Lichtenberger: "Notwehr" gegen Data-Retention

POLITIK
03.04.2009

Der Europawahlkampf naht. Die grüne Europaabgeordnete Eva Lichtenberger und Justizsprecher Albert Steinhauser haben die anstehende Umsetzung der EG-Richtlinie zur verdachtsunabhängigen Überwachung der Kommunikationsverbindungen zum Anlass genommen, vor weiteren Eingriffen zu warnen und die Grünen als Bürgerrechtspartei in Position zu bringen.

Auf einer Pressekonferenz am Freitag in Wien warnten Lichtenberger und Steinhauser vor einer Umsetzung der EG-Richtlinie zur Vorratsdatenspeicherung (Data-Retention) in Österreich.

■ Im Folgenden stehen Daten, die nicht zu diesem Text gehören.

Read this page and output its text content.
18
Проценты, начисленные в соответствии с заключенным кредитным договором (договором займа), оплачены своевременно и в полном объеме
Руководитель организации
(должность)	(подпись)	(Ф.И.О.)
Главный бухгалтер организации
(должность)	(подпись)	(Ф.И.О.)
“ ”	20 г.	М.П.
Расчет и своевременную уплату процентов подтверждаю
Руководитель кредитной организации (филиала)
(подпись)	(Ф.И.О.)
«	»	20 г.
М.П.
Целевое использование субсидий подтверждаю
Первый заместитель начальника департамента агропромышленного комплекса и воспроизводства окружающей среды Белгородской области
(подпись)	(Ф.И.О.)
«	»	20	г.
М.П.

Die 2006 beschlossene Richtlinie verpflichtet Telefonie- und Internet-Anbieter zur verdachtsunabhängigen Speicherung sämtlicher Standort- und Verbindungsdaten. Diese müssen den Strafverfolgern zur Bekämpfung schwerer Straftaten zur Verfügung gestellt werden.

Aufruf zur Verweigerung

Lichtenberger rief die Regierung dazu auf, die Richtlinie zur Vorratsdatenspeicherung nicht in nationales Recht umzusetzen. "Hier geht es um Notwehr", so die Abgeordnete, die Nichtumsetzung sei die letzte Chance, die Data-Retention in Österreich zu stoppen. Erst dann nämlich könne im Rahmen eines Mahnverfahrens der EU-Kommission festgestellt werden, dass die Richtlinie inhaltlich gegen die Europäische Menschenrechtskonvention verstoße.

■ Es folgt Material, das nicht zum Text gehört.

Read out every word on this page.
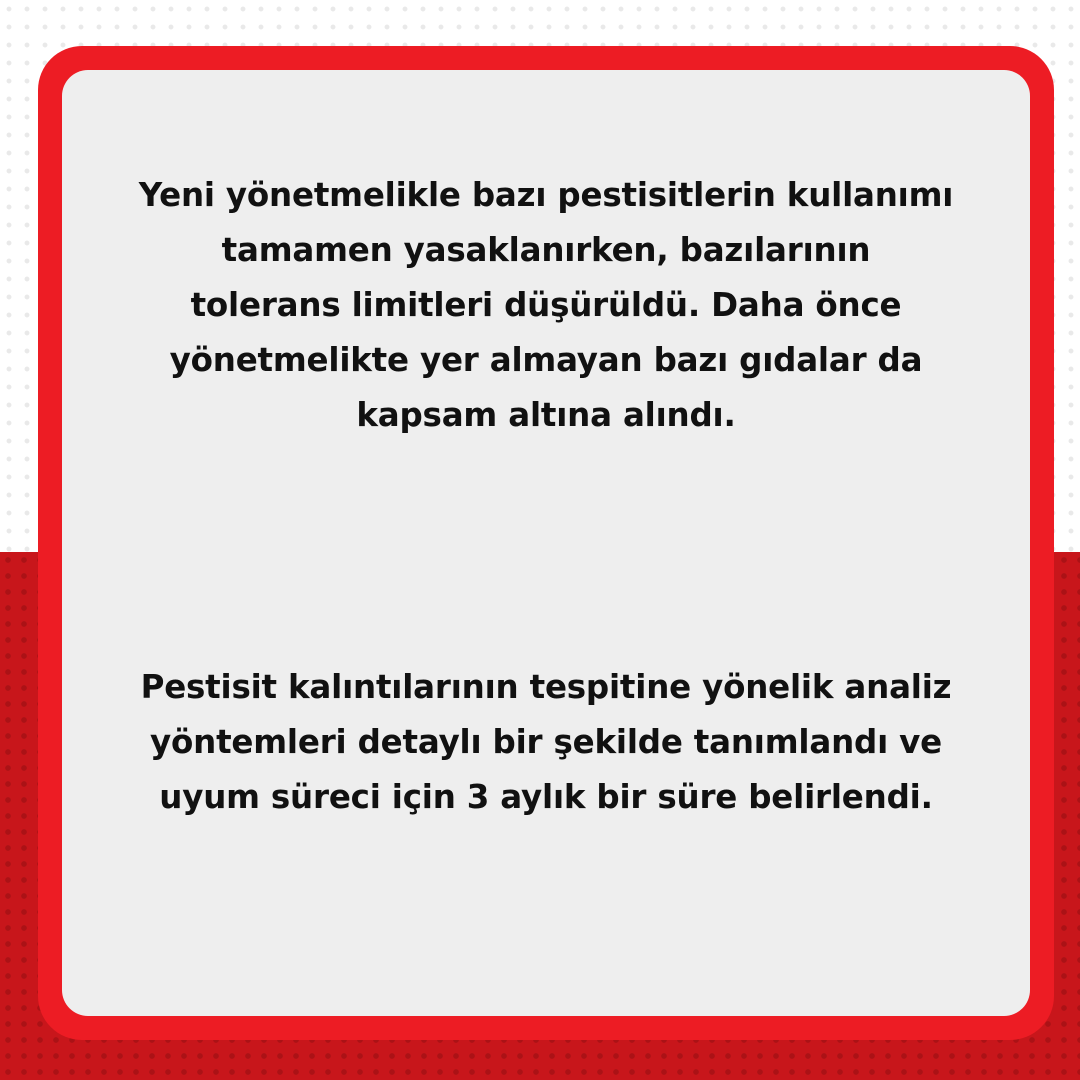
Yeni yönetmelikle bazı pestisitlerin kullanımı
tamamen yasaklanırken, bazılarının
tolerans limitleri düşürüldü. Daha önce
yönetmelikte yer almayan bazı gıdalar da
kapsam altına alındı.

Pestisit kalıntılarının tespitine yönelik analiz
yöntemleri detaylı bir şekilde tanımlandı ve
uyum süreci için 3 aylık bir süre belirlendi.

Das sei kein unübliches Vorgehen. Die Umsetzungsfrist für die Umsetzung der Richtlinie im Telefonie- und Internet-Bereich ist im März bereits verstrichen, derzeit arbeitet das Ludwig-Boltzmann-Institut im Auftrag von Infrastrukturministerin Doris Bures (SPÖ) an einem Gesetzesvorschlag für die Umsetzung der Richtlinie in heimisches Recht.

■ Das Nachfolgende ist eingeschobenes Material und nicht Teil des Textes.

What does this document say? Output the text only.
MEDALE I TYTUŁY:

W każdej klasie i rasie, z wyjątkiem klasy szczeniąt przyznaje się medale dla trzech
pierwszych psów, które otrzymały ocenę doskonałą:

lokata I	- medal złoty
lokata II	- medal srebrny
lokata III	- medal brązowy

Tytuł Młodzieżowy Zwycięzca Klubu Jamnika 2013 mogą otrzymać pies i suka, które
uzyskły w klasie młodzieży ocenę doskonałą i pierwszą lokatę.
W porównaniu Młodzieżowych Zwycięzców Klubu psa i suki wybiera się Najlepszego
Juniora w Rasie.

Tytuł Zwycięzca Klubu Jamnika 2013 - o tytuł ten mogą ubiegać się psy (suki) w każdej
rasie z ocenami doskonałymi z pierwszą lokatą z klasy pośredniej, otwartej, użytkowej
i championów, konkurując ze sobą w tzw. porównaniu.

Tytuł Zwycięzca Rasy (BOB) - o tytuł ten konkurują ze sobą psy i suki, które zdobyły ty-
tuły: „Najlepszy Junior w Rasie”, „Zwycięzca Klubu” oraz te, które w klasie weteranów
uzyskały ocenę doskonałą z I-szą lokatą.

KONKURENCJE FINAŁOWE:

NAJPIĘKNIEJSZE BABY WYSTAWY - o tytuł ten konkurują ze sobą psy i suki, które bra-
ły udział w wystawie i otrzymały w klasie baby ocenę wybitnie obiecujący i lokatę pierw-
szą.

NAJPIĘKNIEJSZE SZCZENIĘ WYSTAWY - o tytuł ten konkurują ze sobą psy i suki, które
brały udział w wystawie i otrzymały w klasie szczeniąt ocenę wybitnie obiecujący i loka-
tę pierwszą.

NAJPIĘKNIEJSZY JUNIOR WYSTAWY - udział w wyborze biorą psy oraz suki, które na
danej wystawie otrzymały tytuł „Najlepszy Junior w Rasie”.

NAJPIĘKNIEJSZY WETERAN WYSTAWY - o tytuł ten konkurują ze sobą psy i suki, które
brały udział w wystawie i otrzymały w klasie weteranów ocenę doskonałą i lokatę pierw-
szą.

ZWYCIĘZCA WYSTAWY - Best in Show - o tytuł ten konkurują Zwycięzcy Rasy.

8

Steinhauser erwartet, dass die Data-Retention im Herbst im Nationalrat verhandelt werden wird. Falls die Richtlinie doch umgesetzt würde, sollte sich die Speicherfrist an der Untergrenze von sechs Monaten orientieren. Außerdem solle die Verwendung der Daten auf die Ermittlung in schweren Straftaten begrenzt und diese nur auf richterlichen Beschluss zugänglich gemacht werden.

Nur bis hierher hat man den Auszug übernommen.